10/18, les grands crus Bourgois

par morice
mercredi 26 décembre 2007

Demian West pas là (il va revenir, ne vous inquiétez pas), il faut bien que quelqu’un se coltine ici les nécrologies. Oh, rassurez-vous je ne vous parlerai pas ici d’Ike Turner, bluesmen assez ordinaire passé à la postérité pour avoir commis le premier titre de rock, l’homme s’étant davantage illustré après par un comportement ignoble vis-à-vis de ses choristes, dont celle qui deviendra plus tard sa femme. Non, aujourd’hui vient de disparaître un grand bonhomme, qui avait fait nettement moins de bruit sur scène et encore moins dans les librairies. Je veux parler de Christian Bourgois, mort aujourd’hui à 74 ans. Ce nom ne vous dit rien, vous qui avez aujourd’hui 20 ans.

Figurez-vous pourtant que d’autres ont eu cet âge avant vous, et font même partie de cette tranche d’âge honnie par le pouvoir en place, ou plutôt par la volonté d’un seul individu aux idées plutôt malsaines, Henri Guaino. La génération de Mai-68 !! Rassurons tout de suite les lecteurs : en Mai-68, je suis encore au lycée, en province, et le directeur du lycée concerné réagit au plus vite à voir le soir dans sa télé l’insurrection gagner la France : il ferme l’établissement dès le premier pavé lancé... à Paris. A mon grand plaisir, d’ailleurs, à l’époque : grâce à lui, je vais pouvoir découvrir et me perfectionner sur le billard français, au bistrot du coin tenu par une dame exceptionnelle qui voyait en nous les enfants qu’elle n’avait jamais eus, et repenser aux mathématiques en élaborant des coups savants à trois bandes. Le billard, c’est bien, mais à l’époque pour tenir toute une journée au bistrot avec 35 centimes le café, faut trouver autre chose : la lecture.

Et voilà que surgit notre homme, un éditeur qui, à l’époque, décide de mettre en format de poche des bidules qui valent avant des fortunes d’étudiant ou qui n’étaient jamais parus. Comme l’homme, en plus, est un esthète, voilà qu’arrivent en librairie des petits bouquins tous reconnaissables rien que par leur tranche sur lesquelles figurent le titre et un étrange sigle, 10/18. A peine Bourgois reprend-il ce titre (créé en 1962 par Michel-Claude Jalard et Paul Chantrel), que sortent 1 000 titres, échelonnés de 1969 à 1979. J’y puiserais du Tolkien, du Burroughs et du Kerouac, tout en continuant à jouer au billard... pendant toutes mes années de lycée et, même plus tard, en faculté. Le sommet étant donné par un prof de philo admirable qui, après nous avoir fait voir au pas de course les auteurs classiques, nous a tout doucement amenés à lire du Nietzsche, chose qu’on a poursuivi des années après avec la lecture en solo de Par-delà le bien et le mal, lecture dont on ne ressort que rarement indemne. Encore un 10/18. Plus tard, ça sera du John Fante, dont le savoureux Mon chien stupide, puis après une période SF, avec Bradbury, Asimov et Philip K. Dick. Et ce, toujours en 10/18.

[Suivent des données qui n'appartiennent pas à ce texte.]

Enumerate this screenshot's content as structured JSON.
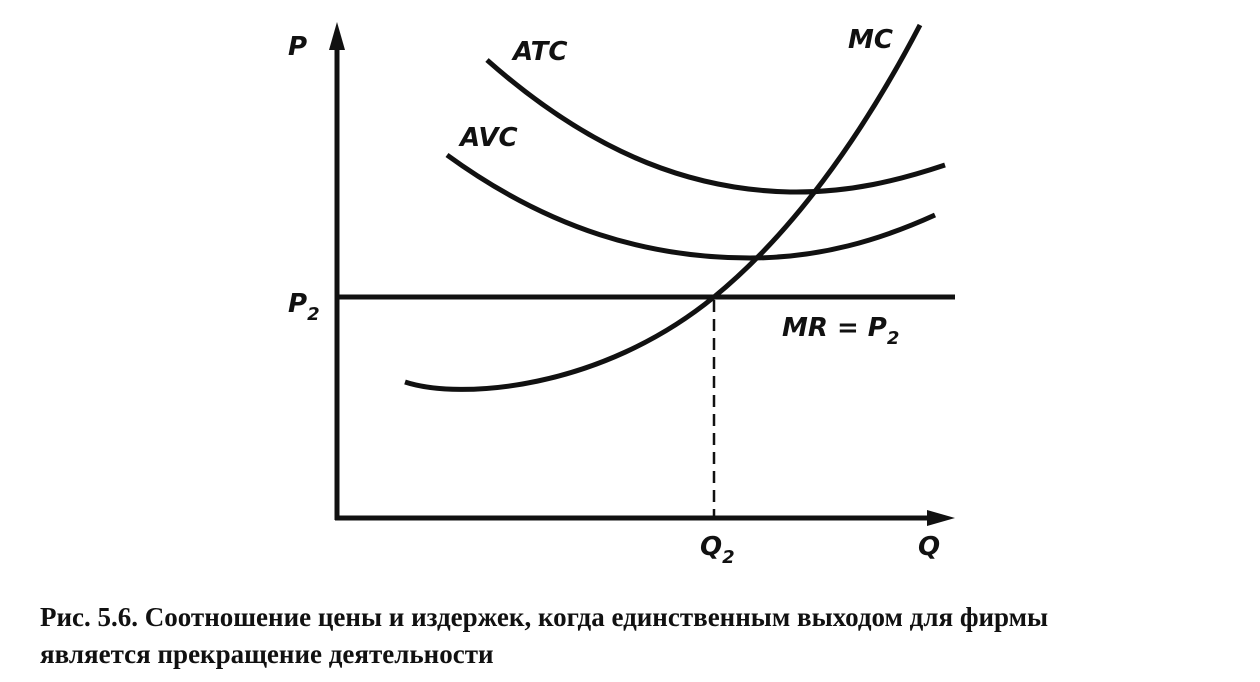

Christian Bourgois devait s’en réjouir, après coup, d’avoir eu pareils lecteurs iconoclastes, lui, qui, reçu à l’ENA, s’était barré au bout d’un an, sous le prétexte de s’y ennuyer. Pour sélectionner ses livres, il n’avait fait confiance qu’à lui-même, sans aucun comité de lecture ! Une chose impensable aujourd’hui. "Je ne me suis jamais demandé ce que les lecteurs avaient envie de lire, je ne le sais pas et ça ne m’intéresse pas. Leurs goûts, je ne les connais pas, c’est donc très risqué, tandis que les miens, oui", avouait-il au Monde en 2005. Et, le pire, c’est que ça a marché, déjouant toutes les études de marketing qui prévoyaient un Burroughs invendable, et un Kerouak trop indigeste.

Mme Albanel, ce soir, le salue d’un bien amidonné hommage : "C’était un homme de goût, classique dans son allure, dans son tempérament, mais aussi résolument moderne dans ses choix et ses intuitions éditoriales". Ce qui en dit assez peu sur un homme qui a osé faire paraître du Ginsbergh, du Burroughs ou du Sade dans un format aussi tourné vers le grand public... "Mon métier c’est de faire passer des livres", avait-il dit un jour, avec sa modestie devenue coutumière. On en aura traversé des fleuves de littérature avec lui, qu’il en soit éternellement remercié aujourd’hui.